L’exploration devrait également monter en puissance. Patrick Pouyanné a annoncé de nouvelles licences offshore sur les blocs 17 et 32, en partenariat avec ExxonMobil. Une manière, pour TotalEnergies, de sécuriser ses réserves tout en préparant la prochaine génération de projets angolais.
Luanda veut changer de braquet
Cette offensive intervient alors que le gouvernement angolais cherche à franchir un nouveau cap. Après avoir stabilisé sa production autour d’1 million de barils par jour, Luanda veut désormais faire de ce niveau un plancher plutôt qu’un objectif.

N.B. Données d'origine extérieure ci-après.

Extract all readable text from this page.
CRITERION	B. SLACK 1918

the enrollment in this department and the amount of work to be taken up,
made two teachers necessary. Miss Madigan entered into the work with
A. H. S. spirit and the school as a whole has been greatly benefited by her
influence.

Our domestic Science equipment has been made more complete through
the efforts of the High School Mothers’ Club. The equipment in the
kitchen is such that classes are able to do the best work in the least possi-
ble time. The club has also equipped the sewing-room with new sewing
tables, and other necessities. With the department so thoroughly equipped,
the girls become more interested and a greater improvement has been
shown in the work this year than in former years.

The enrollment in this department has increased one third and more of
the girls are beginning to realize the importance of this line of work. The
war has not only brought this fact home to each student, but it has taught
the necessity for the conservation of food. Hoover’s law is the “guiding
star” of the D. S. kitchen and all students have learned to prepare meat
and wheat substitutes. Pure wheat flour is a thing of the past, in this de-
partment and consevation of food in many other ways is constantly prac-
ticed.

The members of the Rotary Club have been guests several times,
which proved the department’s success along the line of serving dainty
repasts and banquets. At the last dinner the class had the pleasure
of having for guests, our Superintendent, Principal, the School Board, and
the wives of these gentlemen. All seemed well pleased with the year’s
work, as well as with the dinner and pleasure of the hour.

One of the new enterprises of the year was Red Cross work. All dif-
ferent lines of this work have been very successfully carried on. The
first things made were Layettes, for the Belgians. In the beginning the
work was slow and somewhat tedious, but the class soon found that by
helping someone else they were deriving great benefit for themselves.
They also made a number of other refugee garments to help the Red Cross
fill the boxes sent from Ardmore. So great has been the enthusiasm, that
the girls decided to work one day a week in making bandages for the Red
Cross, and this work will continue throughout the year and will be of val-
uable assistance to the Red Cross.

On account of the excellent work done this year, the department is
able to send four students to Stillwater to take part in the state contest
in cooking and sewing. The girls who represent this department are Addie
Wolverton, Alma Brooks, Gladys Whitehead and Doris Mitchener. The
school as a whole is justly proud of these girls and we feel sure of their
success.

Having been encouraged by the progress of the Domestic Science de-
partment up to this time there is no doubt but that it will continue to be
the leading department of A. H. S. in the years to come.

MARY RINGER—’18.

Le ministère des Ressources minérales, du Pétrole et du Gaz appelle ainsi les compagnies à intensifier leurs investissements, à développer de nouveaux blocs et à renforcer le recours aux entreprises locales de services pétroliers. Plusieurs réformes ont déjà été engagées pour restaurer l’attractivité du secteur amont : révision du cadre fiscal et réglementaire, facilitation des négociations directes sur certains blocs et adoption, en 2024, d’un mécanisme de production incrémentale.
Celui-ci vise notamment à encourager le redéveloppement des gisements matures, la reprise des campagnes de forage, la réouverture de puits et le déploiement de technologies destinées à améliorer la récupération des hydrocarbures.
Avec sa stratégie hydrocarbures 2025-2050, Luanda affiche désormais une ambition claire : maintenir la production au-dessus du million de barils par jour jusqu’en 2030, avant de viser 1,2 million de barils par jour entre 2031 et 2040. TotalEnergies entend manifestement être au rendez-vous.